Certainly with number of hidden neurons, you can use trial and error. There's currently no more widely accepted way of finding the most appropriate for your particular domain. An acceptable method is as follows:

Set lower and upper bounds based on existing theory (search for some papers, eg Eric Baum from the late 1980s) or use your best guess. You will find research into relationships with # input neurons, # instances of your dataset and/ or # output neurons.

Train the whole set at each architecture over multiple runs (eg 10), take average of performance and see which ones produce the lowest error. Perhaps you might look for ones with smallest range of error over all runs. You can automate this data collection - Matlab produces stats for each run through that you can capture in your own dataset.

Base your decision on the results from this combined with pragmatic notions of size - eg, if 16 hidden neurons is only slightly worse performance than 140 hidden neurons, likely better option is the 16 architecture on account of running time. Depends on your particular limitations.

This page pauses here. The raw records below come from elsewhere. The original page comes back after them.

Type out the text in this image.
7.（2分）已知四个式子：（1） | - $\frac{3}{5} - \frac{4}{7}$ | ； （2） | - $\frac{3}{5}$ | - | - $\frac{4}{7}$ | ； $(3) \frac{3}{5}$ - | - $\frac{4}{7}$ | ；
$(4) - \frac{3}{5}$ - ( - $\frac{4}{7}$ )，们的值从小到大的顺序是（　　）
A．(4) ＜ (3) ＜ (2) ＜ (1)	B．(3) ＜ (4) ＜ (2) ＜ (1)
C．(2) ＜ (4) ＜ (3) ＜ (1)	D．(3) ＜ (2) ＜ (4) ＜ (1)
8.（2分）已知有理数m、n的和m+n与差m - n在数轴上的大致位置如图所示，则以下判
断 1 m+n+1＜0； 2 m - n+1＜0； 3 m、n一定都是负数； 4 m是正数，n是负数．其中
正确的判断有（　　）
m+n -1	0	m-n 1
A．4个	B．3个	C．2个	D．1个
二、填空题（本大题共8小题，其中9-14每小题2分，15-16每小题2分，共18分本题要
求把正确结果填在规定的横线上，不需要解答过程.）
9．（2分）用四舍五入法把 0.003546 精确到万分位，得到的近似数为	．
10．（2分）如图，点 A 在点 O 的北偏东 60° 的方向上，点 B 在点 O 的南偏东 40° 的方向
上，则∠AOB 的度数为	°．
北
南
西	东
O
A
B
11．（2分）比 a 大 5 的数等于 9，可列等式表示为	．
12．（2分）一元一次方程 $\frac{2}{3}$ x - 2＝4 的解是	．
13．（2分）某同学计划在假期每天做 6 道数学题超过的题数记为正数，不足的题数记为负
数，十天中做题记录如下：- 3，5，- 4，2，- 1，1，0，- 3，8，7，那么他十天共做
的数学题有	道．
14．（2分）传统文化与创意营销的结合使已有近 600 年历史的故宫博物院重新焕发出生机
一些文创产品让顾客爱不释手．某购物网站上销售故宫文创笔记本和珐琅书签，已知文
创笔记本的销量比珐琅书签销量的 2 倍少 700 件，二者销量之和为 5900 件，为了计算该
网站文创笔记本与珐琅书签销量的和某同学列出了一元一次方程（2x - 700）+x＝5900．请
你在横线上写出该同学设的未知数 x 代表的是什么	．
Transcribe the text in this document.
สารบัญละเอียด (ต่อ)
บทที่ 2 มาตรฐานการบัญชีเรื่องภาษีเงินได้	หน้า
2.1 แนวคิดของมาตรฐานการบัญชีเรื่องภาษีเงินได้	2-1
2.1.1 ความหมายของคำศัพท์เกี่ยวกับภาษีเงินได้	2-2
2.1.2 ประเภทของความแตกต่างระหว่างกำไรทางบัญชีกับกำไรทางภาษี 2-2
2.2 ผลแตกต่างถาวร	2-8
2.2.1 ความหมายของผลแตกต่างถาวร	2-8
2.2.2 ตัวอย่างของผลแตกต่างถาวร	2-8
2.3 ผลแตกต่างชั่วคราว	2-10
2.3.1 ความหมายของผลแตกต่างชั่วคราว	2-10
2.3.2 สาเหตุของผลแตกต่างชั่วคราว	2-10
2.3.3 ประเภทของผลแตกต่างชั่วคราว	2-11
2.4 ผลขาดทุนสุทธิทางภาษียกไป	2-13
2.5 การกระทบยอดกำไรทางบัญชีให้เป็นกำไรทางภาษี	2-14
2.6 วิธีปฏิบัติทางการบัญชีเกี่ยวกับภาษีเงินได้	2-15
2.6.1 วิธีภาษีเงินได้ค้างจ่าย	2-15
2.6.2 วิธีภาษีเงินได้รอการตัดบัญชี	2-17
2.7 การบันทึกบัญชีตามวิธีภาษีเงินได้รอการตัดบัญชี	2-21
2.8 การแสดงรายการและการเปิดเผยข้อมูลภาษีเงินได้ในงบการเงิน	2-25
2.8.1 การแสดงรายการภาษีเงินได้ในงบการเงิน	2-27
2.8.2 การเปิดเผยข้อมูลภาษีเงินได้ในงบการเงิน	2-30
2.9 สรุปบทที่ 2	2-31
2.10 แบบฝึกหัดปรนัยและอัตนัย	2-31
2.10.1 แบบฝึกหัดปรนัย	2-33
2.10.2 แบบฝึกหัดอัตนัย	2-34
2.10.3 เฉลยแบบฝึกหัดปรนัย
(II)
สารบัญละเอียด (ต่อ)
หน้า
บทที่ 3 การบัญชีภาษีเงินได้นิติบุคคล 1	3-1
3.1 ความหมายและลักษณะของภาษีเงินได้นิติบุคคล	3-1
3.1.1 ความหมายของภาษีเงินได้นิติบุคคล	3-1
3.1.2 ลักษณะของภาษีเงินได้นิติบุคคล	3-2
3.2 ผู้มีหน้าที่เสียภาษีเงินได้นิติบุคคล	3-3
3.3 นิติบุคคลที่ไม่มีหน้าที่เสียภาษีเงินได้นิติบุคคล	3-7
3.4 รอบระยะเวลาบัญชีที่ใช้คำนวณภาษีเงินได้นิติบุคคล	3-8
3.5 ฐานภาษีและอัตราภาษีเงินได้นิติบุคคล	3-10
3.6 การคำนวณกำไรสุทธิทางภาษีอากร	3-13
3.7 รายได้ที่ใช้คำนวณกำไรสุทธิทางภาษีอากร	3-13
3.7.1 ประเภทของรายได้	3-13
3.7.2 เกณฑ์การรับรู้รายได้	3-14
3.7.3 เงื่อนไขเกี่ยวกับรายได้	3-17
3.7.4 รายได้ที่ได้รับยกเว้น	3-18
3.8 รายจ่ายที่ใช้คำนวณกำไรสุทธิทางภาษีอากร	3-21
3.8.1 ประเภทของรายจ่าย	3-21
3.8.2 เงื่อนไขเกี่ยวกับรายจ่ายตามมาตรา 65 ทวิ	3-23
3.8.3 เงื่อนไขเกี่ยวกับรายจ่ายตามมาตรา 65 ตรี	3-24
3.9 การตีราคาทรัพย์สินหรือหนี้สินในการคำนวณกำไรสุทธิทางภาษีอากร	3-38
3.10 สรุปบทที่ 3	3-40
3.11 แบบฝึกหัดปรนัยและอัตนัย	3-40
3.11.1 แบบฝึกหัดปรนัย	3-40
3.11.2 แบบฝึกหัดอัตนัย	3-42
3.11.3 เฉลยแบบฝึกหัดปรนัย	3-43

However... sounds as though you have a large dataset - be prepared for this process to take a lot of processing time. May be worth integrating some use of CUDA.

Amanda

Trail-and-error method can be used to find the proper number of hidden neurons.

In the same way, you may select proper set of inputs for the neural network. Some inputs may not strong related to the output.

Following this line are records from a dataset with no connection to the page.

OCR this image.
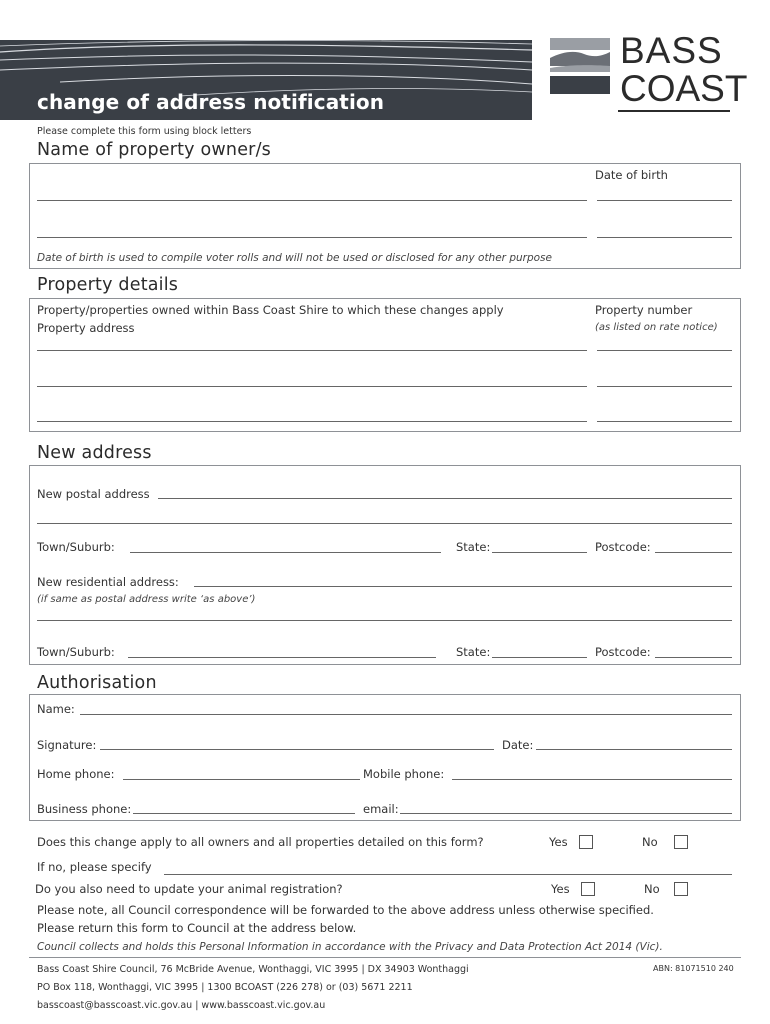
change of address notification
BASS
COAST
Please complete this form using block letters
Name of property owner/s
Date of birth
Date of birth is used to compile voter rolls and will not be used or disclosed for any other purpose
Property details
Property/properties owned within Bass Coast Shire to which these changes apply
Property address
Property number
(as listed on rate notice)
New address
New postal address
Town/Suburb:	State:	Postcode:
New residential address:
(if same as postal address write ‘as above’)
Town/Suburb:	State:	Postcode:
Authorisation
Name:
Signature:	Date:
Home phone:	Mobile phone:
Business phone:	email:
Does this change apply to all owners and all properties detailed on this form?	Yes	No
If no, please specify
Do you also need to update your animal registration?	Yes	No
Please note, all Council correspondence will be forwarded to the above address unless otherwise specified.
Please return this form to Council at the address below.
Council collects and holds this Personal Information in accordance with the Privacy and Data Protection Act 2014 (Vic).
Bass Coast Shire Council, 76 McBride Avenue, Wonthaggi, VIC 3995 | DX 34903 Wonthaggi	ABN: 81071510 240
PO Box 118, Wonthaggi, VIC 3995 | 1300 BCOAST (226 278) or (03) 5671 2211
basscoast@basscoast.vic.gov.au | www.basscoast.vic.gov.au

Usually we expect to have similar performance on training, validation and testing data. otherwise, we could say the neural network over-fitting problem, if the performance on training data is much better than that on test data. Neural network tool has set the validation data set to   reduce the over-fitting problem.

As Amanda said, you can use ten-folder cross validation to assess the performance of a neural network.

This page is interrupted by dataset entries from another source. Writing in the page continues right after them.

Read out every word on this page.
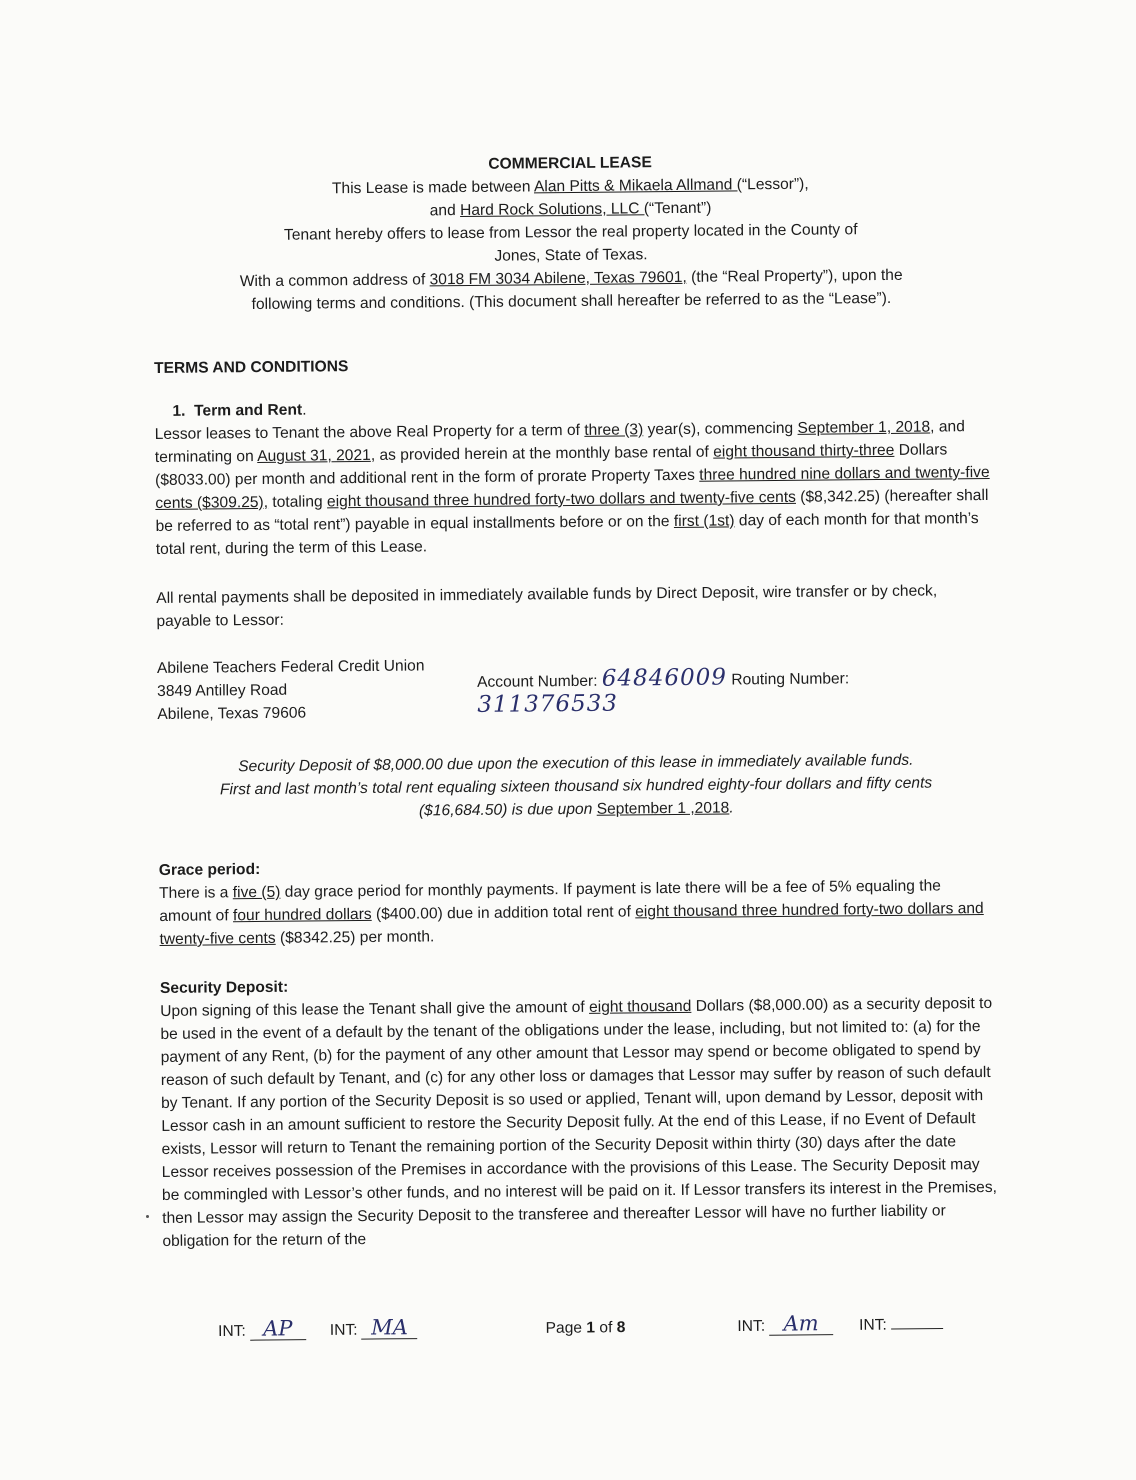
COMMERCIAL LEASE

This Lease is made between Alan Pitts & Mikaela Allmand (“Lessor”),

and Hard Rock Solutions, LLC (“Tenant”)

Tenant hereby offers to lease from Lessor the real property located in the County of

Jones, State of Texas.

With a common address of 3018 FM 3034 Abilene, Texas 79601, (the “Real Property”), upon the

following terms and conditions. (This document shall hereafter be referred to as the “Lease”).

TERMS AND CONDITIONS

1. Term and Rent.

Lessor leases to Tenant the above Real Property for a term of three (3) year(s), commencing September 1, 2018, and terminating on August 31, 2021, as provided herein at the monthly base rental of eight thousand thirty-three Dollars ($8033.00) per month and additional rent in the form of prorate Property Taxes three hundred nine dollars and twenty-five cents ($309.25), totaling eight thousand three hundred forty-two dollars and twenty-five cents ($8,342.25) (hereafter shall be referred to as “total rent”) payable in equal installments before or on the first (1st) day of each month for that month’s total rent, during the term of this Lease.

All rental payments shall be deposited in immediately available funds by Direct Deposit, wire transfer or by check, payable to Lessor:

Abilene Teachers Federal Credit Union

3849 Antilley Road

Abilene, Texas 79606

Account Number: 64846009 Routing Number: 311376533

Security Deposit of $8,000.00 due upon the execution of this lease in immediately available funds.

First and last month’s total rent equaling sixteen thousand six hundred eighty-four dollars and fifty cents

($16,684.50) is due upon September 1 ,2018.

Grace period:

There is a five (5) day grace period for monthly payments. If payment is late there will be a fee of 5% equaling the amount of four hundred dollars ($400.00) due in addition total rent of eight thousand three hundred forty-two dollars and twenty-five cents ($8342.25) per month.

Security Deposit:

Upon signing of this lease the Tenant shall give the amount of eight thousand Dollars ($8,000.00) as a security deposit to be used in the event of a default by the tenant of the obligations under the lease, including, but not limited to: (a) for the payment of any Rent, (b) for the payment of any other amount that Lessor may spend or become obligated to spend by reason of such default by Tenant, and (c) for any other loss or damages that Lessor may suffer by reason of such default by Tenant. If any portion of the Security Deposit is so used or applied, Tenant will, upon demand by Lessor, deposit with Lessor cash in an amount sufficient to restore the Security Deposit fully. At the end of this Lease, if no Event of Default exists, Lessor will return to Tenant the remaining portion of the Security Deposit within thirty (30) days after the date Lessor receives possession of the Premises in accordance with the provisions of this Lease. The Security Deposit may be commingled with Lessor’s other funds, and no interest will be paid on it. If Lessor transfers its interest in the Premises, then Lessor may assign the Security Deposit to the transferee and thereafter Lessor will have no further liability or obligation for the return of the

INT: AP	INT: MA	Page 1 of 8	INT: Am	INT:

Of course, it would be better if you can develop a system to train a neural network, regarding all aspects above.

I'd add one more remark to the answers above:

Keep in mind, that number of hidden neurons (Or more precisely, number of adjustable network parameters - weights) should depend on number of samples used for training.

It might not be a good idea to "initially" train the network on 800 samples only - especially, if you have access to a full database.

A "rule of thumb" is that you need approximately 10 data samples for each weight - to be realatively sure, that your network will not be prone to over-fitting. In your example You have 17 inputs, which for 800 training samples limits the number of hidden neurons to ~ 5 (provided that one hidden layer will be used). In my opinion it won't be enough.

If you are convinced, that all 17 inputs are necessary, I'd start with at least ten times larger dataset and proceed from there.

Another important factor is random initialization of weights: Two identical NNs trained on similar data may render suprisingly different results - especially if training dataset is limited. Did you perform testing once or e.g. 100 times and obtained statistical results?

With regards,

Ziemowit Dworakowski

Thank you all for the feedback, thoughts and tips!

I appreciate your take Marko, but looking through the links, it seems like it might be too much to take on this late in the project. I think I will follow Amanda and Hongmei's proposal, and I'm now finalising the code to run it on the large data set.

Follow ups on the questions,

• In my case, do you see a need for a second hidden layer, or is one layer enough?
• Right now I'm running iterations to find a suitable architecture. BR takes much longer but seems to do better than LM. Do you think it's safe to say that I should stick to BR and save some computing time? On the other hand, it might be beneficial to my study to show results for that as well..

Good addition Ziemowit, the 800 was merely to get the coding started and getting to know the process without using too much time on the runs.

The graphs I attached in the original post were just single runs, before I had constructed the loop. So what I intend to do next: Let the model run with increasing number of hidden neurons, from 1 to 20, with 10 runs on each layer size. Save the data from each run into an array and select the number of neurons that gives the best results both in results, and difference between train and test. I think i will weigh the train-test ratio higher. Does this seem reasonable? 

I'm not yet convinced I need all the inputs, I'm going to think it through once more and make sure the parameters chosen aren't directly affected by errors I aim to identify, since that would make the model see a "normal" behaviour.

I've been looking through alot of answers from Greg Heath over at the mathworks forum, he seems to be somewhat a  guru on the matter. I've set the rng (random number generator) to default now, and got the same results from two different runs. That doesn't seem right to me, so I'll have to read through that post again. (I think it's just to reproduce the best net found) edit: I saved the current rng per iteration into an array to be able to reproduce the current net.